Sleep comes easily for some – especially the very young. As we age, however, sleep can become as elusive as a dream. We know that proper rest is important for our body. But why is it specifically important for our brain?

Getting enough sleep is important for attention and learning during our waking hours. Have you ever had a bad night’s sleep and felt like you were in a fog the entire following day?

According to Leonie Kirszenblat, postdoctoral research fellow at The University of Queensland, sleep also is needed to do a bit of brain “housekeeping”. A recent study in mice found sleep cleanses the brain of toxins that accumulate during waking hours, some of which are linked to neurodegenerative diseases. During sleep, the space between brain cells increases, allowing toxic proteins to be flushed out. It’s possible that by removing these toxins from the brain, sleep may stave off neurodegenerative diseases like Alzheimer’s.

There are a few key components to better rest that are important for all of us. Most sleep studies have shown that reducing or even eliminating electronics such as TVs, tablets or phones around bedtime is vital to your brain for rest. Most also agree that reading an actual book is fine, and that your room’s environment should be quiet and dark. 

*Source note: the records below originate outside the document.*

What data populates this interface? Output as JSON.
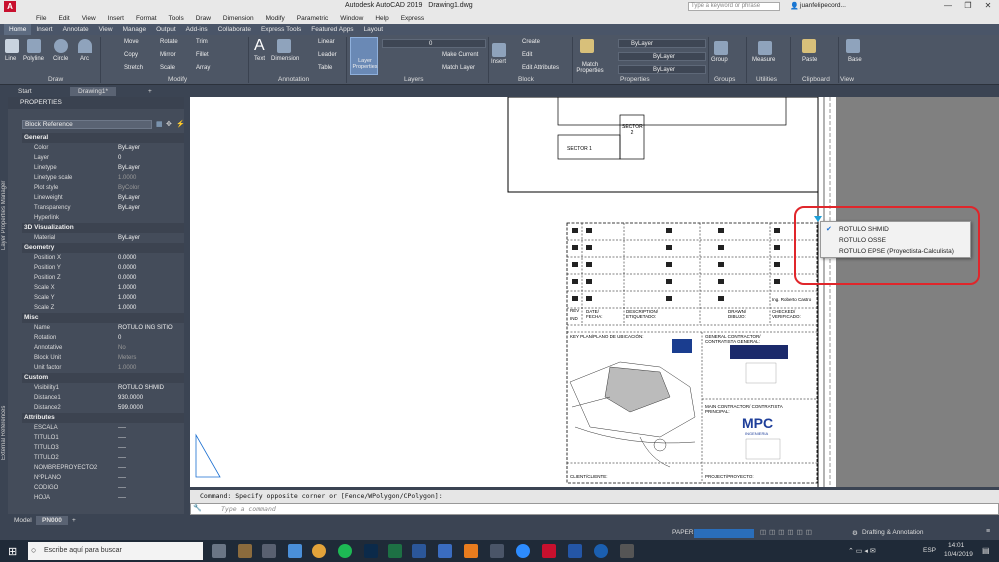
{
  "titlebar": {
    "app": "Autodesk AutoCAD 2019",
    "file": "Drawing1.dwg",
    "search_placeholder": "Type a keyword or phrase",
    "user": "juanfelipecord..."
  },
  "menubar": [
    "File",
    "Edit",
    "View",
    "Insert",
    "Format",
    "Tools",
    "Draw",
    "Dimension",
    "Modify",
    "Parametric",
    "Window",
    "Help",
    "Express"
  ],
  "ribbon_tabs": [
    "Home",
    "Insert",
    "Annotate",
    "View",
    "Manage",
    "Output",
    "Add-ins",
    "Collaborate",
    "Express Tools",
    "Featured Apps",
    "Layout"
  ],
  "ribbon": {
    "draw": [
      "Line",
      "Polyline",
      "Circle",
      "Arc"
    ],
    "modify": [
      "Move",
      "Rotate",
      "Trim",
      "Copy",
      "Mirror",
      "Fillet",
      "Stretch",
      "Scale",
      "Array"
    ],
    "annotation": [
      "Text",
      "Dimension",
      "Linear",
      "Leader",
      "Table"
    ],
    "layers": {
      "btn": "Layer Properties",
      "current": "0",
      "make_current": "Make Current",
      "match_layer": "Match Layer"
    },
    "block": [
      "Insert",
      "Create",
      "Edit",
      "Edit Attributes"
    ],
    "properties": {
      "match": "Match Properties",
      "bylayer1": "ByLayer",
      "bylayer2": "ByLayer",
      "bylayer3": "ByLayer"
    },
    "groups": "Group",
    "utilities": "Measure",
    "clipboard": "Paste",
    "base": "Base",
    "group_labels": [
      "Draw",
      "Modify",
      "Annotation",
      "Layers",
      "Block",
      "Properties",
      "Groups",
      "Utilities",
      "Clipboard",
      "View"
    ]
  },
  "file_tabs": [
    "Start",
    "Drawing1*"
  ],
  "palette": {
    "title": "PROPERTIES",
    "selector": "Block Reference",
    "side_left": "Layer Properties Manager",
    "side_left2": "External References",
    "sections": [
      {
        "name": "General",
        "props": [
          [
            "Color",
            "ByLayer"
          ],
          [
            "Layer",
            "0"
          ],
          [
            "Linetype",
            "ByLayer"
          ],
          [
            "Linetype scale",
            "1.0000"
          ],
          [
            "Plot style",
            "ByColor"
          ],
          [
            "Lineweight",
            "ByLayer"
          ],
          [
            "Transparency",
            "ByLayer"
          ],
          [
            "Hyperlink",
            ""
          ]
        ]
      },
      {
        "name": "3D Visualization",
        "props": [
          [
            "Material",
            "ByLayer"
          ]
        ]
      },
      {
        "name": "Geometry",
        "props": [
          [
            "Position X",
            "0.0000"
          ],
          [
            "Position Y",
            "0.0000"
          ],
          [
            "Position Z",
            "0.0000"
          ],
          [
            "Scale X",
            "1.0000"
          ],
          [
            "Scale Y",
            "1.0000"
          ],
          [
            "Scale Z",
            "1.0000"
          ]
        ]
      },
      {
        "name": "Misc",
        "props": [
          [
            "Name",
            "ROTULO ING SITIO"
          ],
          [
            "Rotation",
            "0"
          ],
          [
            "Annotative",
            "No"
          ],
          [
            "Block Unit",
            "Meters"
          ],
          [
            "Unit factor",
            "1.0000"
          ]
        ]
      },
      {
        "name": "Custom",
        "props": [
          [
            "Visibility1",
            "ROTULO SHMID"
          ],
          [
            "Distance1",
            "930.0000"
          ],
          [
            "Distance2",
            "599.0000"
          ]
        ]
      },
      {
        "name": "Attributes",
        "props": [
          [
            "ESCALA",
            "----"
          ],
          [
            "TITULO1",
            "----"
          ],
          [
            "TITULO3",
            "----"
          ],
          [
            "TITULO2",
            "----"
          ],
          [
            "NOMBREPROYECTO2",
            "----"
          ],
          [
            "NºPLANO",
            "----"
          ],
          [
            "CODIGO",
            "----"
          ],
          [
            "HOJA",
            "----"
          ]
        ]
      }
    ]
  },
  "drawing": {
    "sector1": "SECTOR 1",
    "sector2": "SECTOR 2",
    "engineer": "Ing. Roberto Castro",
    "rev": "REV",
    "ind": "IND",
    "date": "DATE/ FECHA:",
    "desc": "DESCRIPTION/ ETIQUETADO:",
    "drawn": "DRAWN/ DIBUJO:",
    "checked": "CHECKED/ VERIFICADO:",
    "keyplan": "KEY PLAN/PLANO DE UBICACIÓN:",
    "gen_contractor": "GENERAL CONTRACTOR/ CONTRATISTA GENERAL:",
    "main_contractor": "MAIN CONTRACTOR/ CONTRATISTA PRINCIPAL:",
    "mpc": "MPC",
    "mpc_sub": "INGENIERIA",
    "client": "CLIENT/CLIENTE:",
    "project": "PROJECT/PROYECTO:"
  },
  "dropdown": {
    "items": [
      "ROTULO SHMID",
      "ROTULO OSSE",
      "ROTULO EPSE (Proyectista-Calculista)"
    ],
    "checked_index": 0
  },
  "command": {
    "history": "Command: Specify opposite corner or [Fence/WPolygon/CPolygon]:",
    "placeholder": "Type a command"
  },
  "layout_tabs": [
    "Model",
    "PN000"
  ],
  "status": {
    "space": "PAPER",
    "workspace": "Drafting & Annotation"
  },
  "taskbar": {
    "search": "Escribe aquí para buscar",
    "lang": "ESP",
    "time": "14:01",
    "date": "10/4/2019"
  },
  "colors": {
    "highlight": "#e0262b",
    "ribbon": "#4d5665",
    "accent_blue": "#2a6ebb"
  }
}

Sleep experts say if you have recurring problems with waking at night and not being able to fall back to sleep, it’s best to leave your bedroom and go to another part of your house that’s quiet and dark, practice relaxation techniques until you are tired again, and then return to your bed. This method resets your association between your bedroom and sleep and eliminates the conditioned response to not sleeping. 

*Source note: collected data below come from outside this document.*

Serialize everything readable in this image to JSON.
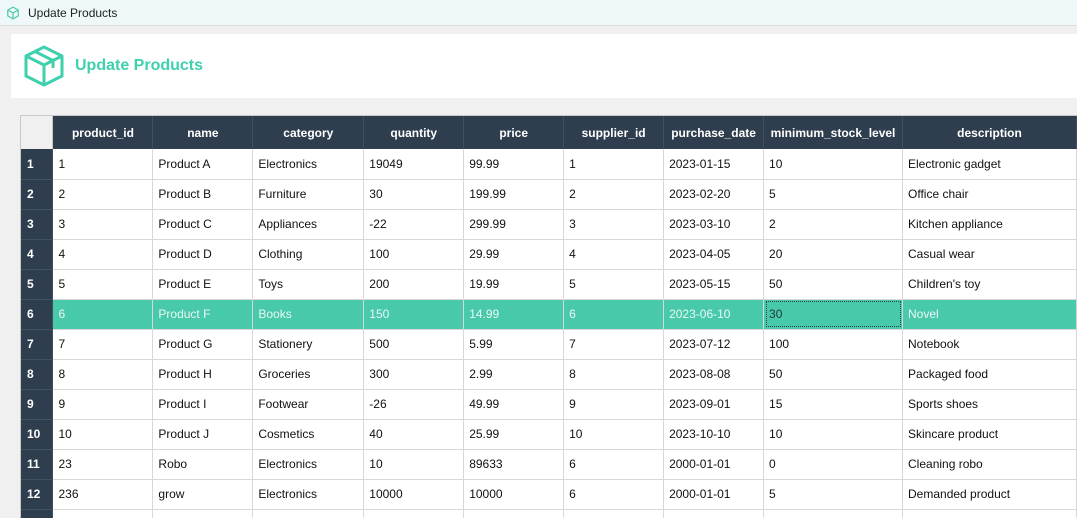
{
  "window": {
    "title": "Update Products",
    "icon": "cube-icon"
  },
  "header": {
    "title": "Update Products",
    "logo": "box-icon",
    "accent": "#3fd0ad"
  },
  "table": {
    "columns": [
      "product_id",
      "name",
      "category",
      "quantity",
      "price",
      "supplier_id",
      "purchase_date",
      "minimum_stock_level",
      "description"
    ],
    "selected_row_index": 5,
    "focused_column": "minimum_stock_level",
    "rows": [
      {
        "num": "1",
        "cells": [
          "1",
          "Product A",
          "Electronics",
          "19049",
          "99.99",
          "1",
          "2023-01-15",
          "10",
          "Electronic gadget"
        ]
      },
      {
        "num": "2",
        "cells": [
          "2",
          "Product B",
          "Furniture",
          "30",
          "199.99",
          "2",
          "2023-02-20",
          "5",
          "Office chair"
        ]
      },
      {
        "num": "3",
        "cells": [
          "3",
          "Product C",
          "Appliances",
          "-22",
          "299.99",
          "3",
          "2023-03-10",
          "2",
          "Kitchen appliance"
        ]
      },
      {
        "num": "4",
        "cells": [
          "4",
          "Product D",
          "Clothing",
          "100",
          "29.99",
          "4",
          "2023-04-05",
          "20",
          "Casual wear"
        ]
      },
      {
        "num": "5",
        "cells": [
          "5",
          "Product E",
          "Toys",
          "200",
          "19.99",
          "5",
          "2023-05-15",
          "50",
          "Children's toy"
        ]
      },
      {
        "num": "6",
        "cells": [
          "6",
          "Product F",
          "Books",
          "150",
          "14.99",
          "6",
          "2023-06-10",
          "30",
          "Novel"
        ]
      },
      {
        "num": "7",
        "cells": [
          "7",
          "Product G",
          "Stationery",
          "500",
          "5.99",
          "7",
          "2023-07-12",
          "100",
          "Notebook"
        ]
      },
      {
        "num": "8",
        "cells": [
          "8",
          "Product H",
          "Groceries",
          "300",
          "2.99",
          "8",
          "2023-08-08",
          "50",
          "Packaged food"
        ]
      },
      {
        "num": "9",
        "cells": [
          "9",
          "Product I",
          "Footwear",
          "-26",
          "49.99",
          "9",
          "2023-09-01",
          "15",
          "Sports shoes"
        ]
      },
      {
        "num": "10",
        "cells": [
          "10",
          "Product J",
          "Cosmetics",
          "40",
          "25.99",
          "10",
          "2023-10-10",
          "10",
          "Skincare product"
        ]
      },
      {
        "num": "11",
        "cells": [
          "23",
          "Robo",
          "Electronics",
          "10",
          "89633",
          "6",
          "2000-01-01",
          "0",
          "Cleaning robo"
        ]
      },
      {
        "num": "12",
        "cells": [
          "236",
          "grow",
          "Electronics",
          "10000",
          "10000",
          "6",
          "2000-01-01",
          "5",
          "Demanded product"
        ]
      },
      {
        "num": "",
        "cells": [
          "",
          "",
          "",
          "",
          "",
          "",
          "",
          "",
          ""
        ]
      }
    ]
  }
}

Now let’s break down some specific tips for common sleep traits that will help you set up your home for proper rest.

The “Light” Sleeper

  • Focus on the time leading up to bedtime – the time at which your head actually hits the pillow. 
  • Have a dedicated time to go to sleep, and try not to stray far from it.
  • Staying calm is the goal, so take a hot bath an hour before bed to initiate the process of relaxation.
  • Legs Up the Wall, included as part of our Yoga for Better Sleep therapy, is a fabulous way to start the relaxation process if you are not a bath person.
  • A quiet and clean bedroom is important for you because your element can be sensitive to noise and clutter.
  • You may claim to be a “light” sleeper. Eye pillows and ear plugs may be helpful. 
  • Keep your bedside table clear of electronics and try to keep your bedroom clutter-free. 

The “Groggy” Riser

  • The “waking up” part of your sleep cycle is where you should focus. 
  • Set up a sleep/wake schedule to support your natural circadian rhythm. 
  • Set an alarm, but not a phone or electronic device, just a regular old alarm clock will do. 
  • Get up at the same time everyday and set up a practice space for moving in the morning. This place could be in your bedroom or another calm/uncluttered place in your home. 
  • If possible choose a space with lots of natural light. 
  • It’s important for you to get the brain energized in the morning by moving instead of sitting down.
  • Alicia has some great, short wake- up videos in the library you can use for this addition to your morning routine. Morning Flow or Wake Up to Sun Salutations work well for intermediate yogis and Up and Down From Chair or Wall Salutations are great for beginners! Mix it up and try a new video each week, your brain will have fun with the challenge.  

The “Busy” Mind

  • Your objective is to calm the mind and avoid the use electronic devices 1-2 hours before bed.
  • We recommend practicing a meditation technique before bed, like Imagery Therapy. Simply imagine a serene and calm place your mind can focus on until you fall asleep. 
  • Progressive Relaxation is also very effective. It’s a simple technique in which you tighten and relax your muscles from your feet all the way up to your head and face. 
  • Staying cool is important, so make sure your thermostat is set just right.
  • Create a calm environment, maybe decorate the bedroom with live plants and candles. 
  • In the morning, try your best to slowly get out of bed and maybe read a book with your morning beverage, instead of the news right away.